Drought stress limits the productivity of alfalfa which is one of the most important forage species around the world. WRKY transcription factors are critical TFs involved in drought stress response. In this study, an osmotic stress-responsive WRKY TF gene, named MsWRKY11, was cloned from alfalfa (Medicago sativa L.), which exhibits high expression level in stem and petiole. Its biological function and gene regulation mechanism were studied via overexpressed MsWRKY11 (MsWRKY11-OE) or dominantly repressed MsWRKY11 (MsWRKY11-SRDX) in alfalfa seedlings or hairy roots of alfalfa. The results showed that overexpression of MsWRKY11 in alfalfa decreased stomatal density in leaves and enhanced water use efficiency and drought tolerance. Lignin contents increased in the stem of MsWRKY11-OE plants under normal and drought conditions, but decreased in hairy roots of MsWRKY11-SRDX lines. MsWRKY22 was demonstrated to directly bind to W-box elements in MsWRKY11 promoter through in vitro and in vivo assays and positively activate MsWRKY11 expression.

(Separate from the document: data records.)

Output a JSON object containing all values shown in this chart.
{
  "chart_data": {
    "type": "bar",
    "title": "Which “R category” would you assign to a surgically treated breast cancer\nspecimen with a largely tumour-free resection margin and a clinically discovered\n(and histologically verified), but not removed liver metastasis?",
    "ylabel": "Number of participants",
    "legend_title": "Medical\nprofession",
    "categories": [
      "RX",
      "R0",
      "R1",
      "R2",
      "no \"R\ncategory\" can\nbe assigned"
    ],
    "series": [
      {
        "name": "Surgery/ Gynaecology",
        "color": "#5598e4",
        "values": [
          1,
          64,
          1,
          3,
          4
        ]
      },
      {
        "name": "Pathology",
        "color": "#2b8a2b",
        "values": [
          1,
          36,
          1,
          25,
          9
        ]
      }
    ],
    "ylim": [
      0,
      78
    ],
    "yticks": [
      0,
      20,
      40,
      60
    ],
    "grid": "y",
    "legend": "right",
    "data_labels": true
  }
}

These results provide a new insight into the role of MsWRKY11 in regulating drought tolerance through lignin biosynthesis and stomatal formation in alfalfa.

干旱胁迫限制了苜蓿的生产力，苜蓿是世界上最重要的牧草之一。WRKY转录因子是参与干旱胁迫反应的关键TF。在这项研究中，从苜蓿（苜蓿（Medicago sativa L.））克隆了一个渗透胁迫应答性WRKY TF基因，命名为MsWRKY11，该基因在茎和叶柄中具有高表达水平。通过苜蓿幼苗或苜蓿毛根中过表达的MsWRKY11（MsWRKY11 -OE）或显性抑制的MsWRKY11（MsWRKY11 -SRDX）研究其生物学功能和基因调控机制。结果表明MsWRKY11过表达在苜蓿中减少叶片的气孔密度，提高水分利用效率和干旱耐受性。在正常和干旱条件下，MsWRKY11 -OE植物茎中木质素含量增加，但MsWRKY11 -SRDX系的有毛根中木质素含量下降。通过体外和体内试验，MsWRKY22可直接与MsWRKY11启动子中的W-box元件结合，并能积极激活MsWRKY11的表达。这些结果为MsWRKY11在苜蓿中通过木质素生物合成和气孔形成调节干旱耐受性的作用提供了新的见解。